"Ningún amante ha estudiado cada capricho de su amada como lo hice yo con los del presidente Rooselvelt", decía Churchill de sus esfuerzos para implicar a los Estados Unidos en la guerra. Churchill voló 170.000 kilómetros durante la guerra, la mayoría de las veces en bombareros reconvertidos, sin calefacción y sin presurizar, a menudo bajo la amenaza de los cazas enemigos. Cuando alguien bromeó con que Rooselvelt, Stalin y Churchill parecían la Santísima Trimidad, Stalin añadía que el primer ministro británico sería en ese caso el Espíritu Santo, por lo mucho que volaba. Un elogio de alguien que tenía pánico a volar.
Los rusos controlaban en febrero de 1945 gran parte de Europa del Este y no podían ser expulsados salvo por la fuerza. Así que lo sorprendente no era que podían conceder Churchill y Rooselvelt a Stalin, que había conseguido por sí mismo todas sus aspiraciones, sino que pudieran cooperar en igualdad de condiciones con el mandatario ruso en la liquidación de la Alemania nazi.
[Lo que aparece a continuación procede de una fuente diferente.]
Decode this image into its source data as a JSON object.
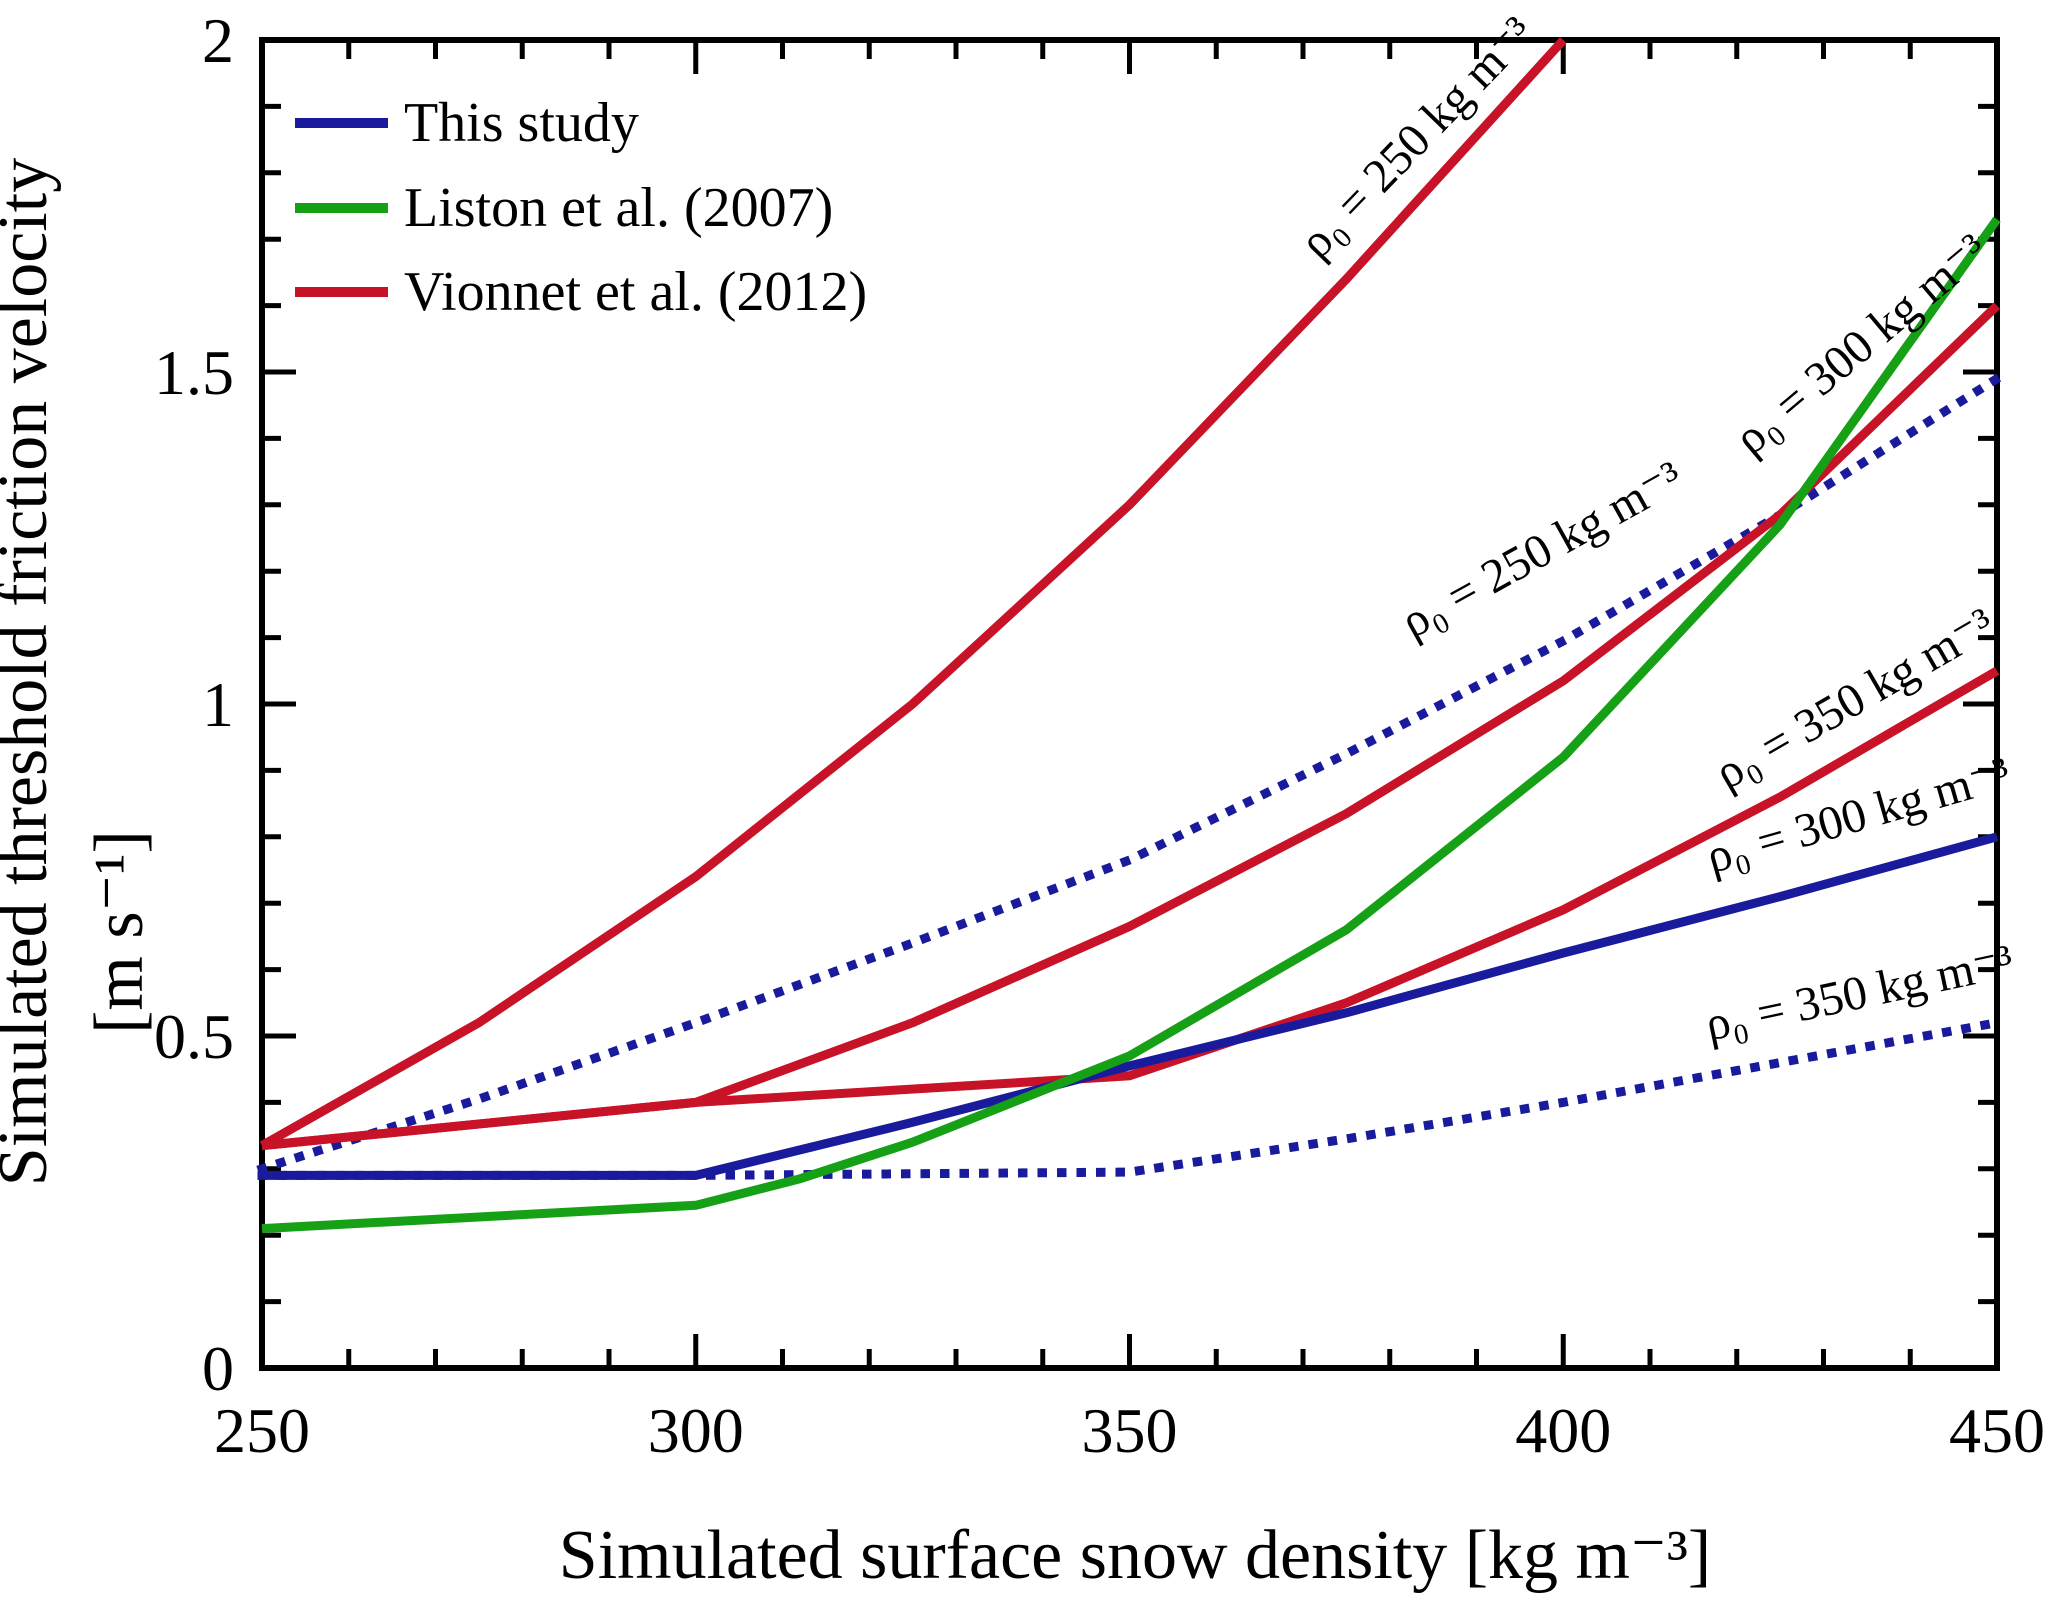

Los diplomáticos aliados occidentales no tenían acceso a la población soviética y apenas veían a Stalin, mientras que su ministro de Asuntos Exteriores, Molotov, recibió el mas que merecido apodo de Mister Niet.
A pesar de que Stalin había matado mediante purgas a miles de cuidadanos soviéticos, Churchill escribió entre sus notas que parecía "un campesino al que se podía manejar". Como descubriría pronto, Stalin era un irónico y sabio negociador político que tenía los comentarios y observaciones adecuados para el momento preciso.
La conferencia de Yalta de febrero de 1945 fue visto como un reparto de zonas de influencia en Europa por parte de las potencias vencedoras y como una forma de apaciguamiento cobarde ante Stalin, al que se le entregó sin más el destino de miles de personas en Europa del este.